Green Graphene Reinforcement to Enhance Mechanical and Wear Performance of Styrene–Butadiene Rubber‐Based Composites

ABSTRACT Here, we investigate the transformative potential of incorporating Green Graphene (GG) derived from remnant agricultural biomass (RAB) into styrene–butadiene rubber (SBR) formulations for the development of sustainable additives for tires. GG serves as a sustainable reinforcement material, exhibiting the capability to improve the mechanical, wear, and thermal degradation properties of SBR. The incorporation of GG into the SBR matrix results in astonishing improvements: resilience by 440.44%, toughness by 326.91%, tensile strength by 253.15%, yield strength by 313.33%, Young's modulus by 205.90%, elongation by 138.84%, and hardness by 148%. Furthermore, it leads to a decrease in nanoscratch depth, a 52.68% reduction in the coefficient of friction during sliding wear, a 22.38% improvement in hydrophobicity, and a 27% enhancement in thermal stability of the GG/SBR composites.
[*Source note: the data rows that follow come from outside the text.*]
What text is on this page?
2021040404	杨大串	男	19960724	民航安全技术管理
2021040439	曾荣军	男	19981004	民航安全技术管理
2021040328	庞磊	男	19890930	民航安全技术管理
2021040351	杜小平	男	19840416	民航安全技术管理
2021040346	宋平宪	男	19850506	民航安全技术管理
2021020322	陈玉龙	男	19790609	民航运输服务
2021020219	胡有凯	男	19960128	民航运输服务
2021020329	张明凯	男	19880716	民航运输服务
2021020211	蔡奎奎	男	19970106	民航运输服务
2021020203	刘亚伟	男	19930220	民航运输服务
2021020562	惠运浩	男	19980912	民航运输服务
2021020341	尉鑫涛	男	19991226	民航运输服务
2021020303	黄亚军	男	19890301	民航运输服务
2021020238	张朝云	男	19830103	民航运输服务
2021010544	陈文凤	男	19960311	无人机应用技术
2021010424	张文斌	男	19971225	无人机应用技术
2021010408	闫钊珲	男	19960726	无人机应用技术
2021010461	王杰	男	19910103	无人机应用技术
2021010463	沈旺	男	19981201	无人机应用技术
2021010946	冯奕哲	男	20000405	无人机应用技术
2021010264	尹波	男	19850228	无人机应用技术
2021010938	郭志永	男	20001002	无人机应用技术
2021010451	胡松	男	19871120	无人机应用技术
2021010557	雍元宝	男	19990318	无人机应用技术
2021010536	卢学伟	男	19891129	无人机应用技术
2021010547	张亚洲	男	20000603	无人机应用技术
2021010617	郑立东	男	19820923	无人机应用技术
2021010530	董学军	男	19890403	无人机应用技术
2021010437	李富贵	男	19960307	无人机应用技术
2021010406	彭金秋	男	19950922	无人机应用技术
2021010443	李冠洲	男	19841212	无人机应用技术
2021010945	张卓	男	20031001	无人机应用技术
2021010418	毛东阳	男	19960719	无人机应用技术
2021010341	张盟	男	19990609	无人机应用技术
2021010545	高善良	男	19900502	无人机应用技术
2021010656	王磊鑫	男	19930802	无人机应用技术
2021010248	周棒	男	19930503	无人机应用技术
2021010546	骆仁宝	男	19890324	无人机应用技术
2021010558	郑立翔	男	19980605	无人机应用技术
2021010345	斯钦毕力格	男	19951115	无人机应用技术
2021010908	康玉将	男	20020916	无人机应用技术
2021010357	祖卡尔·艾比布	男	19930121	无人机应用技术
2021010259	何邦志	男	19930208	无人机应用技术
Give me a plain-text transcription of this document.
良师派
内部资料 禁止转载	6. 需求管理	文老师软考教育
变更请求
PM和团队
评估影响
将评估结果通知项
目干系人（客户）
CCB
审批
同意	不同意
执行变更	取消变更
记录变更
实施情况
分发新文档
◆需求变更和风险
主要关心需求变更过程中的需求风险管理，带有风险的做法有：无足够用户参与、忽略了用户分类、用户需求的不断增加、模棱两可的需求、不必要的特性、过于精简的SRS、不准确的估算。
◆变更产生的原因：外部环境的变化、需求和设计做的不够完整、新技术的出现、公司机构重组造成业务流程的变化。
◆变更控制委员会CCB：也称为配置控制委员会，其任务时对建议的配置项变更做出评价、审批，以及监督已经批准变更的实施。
These compelling performance enhancements of GG/SBR composites aim to provide a comprehensive understanding of the synergistic effects of GG and SBR rubber—shedding light on their combined potential. The outcomes from this investigation contribute valuable insights into the development of environmentally conscious green materials, writing the path for the evolution of the industry toward a greener and resilient future.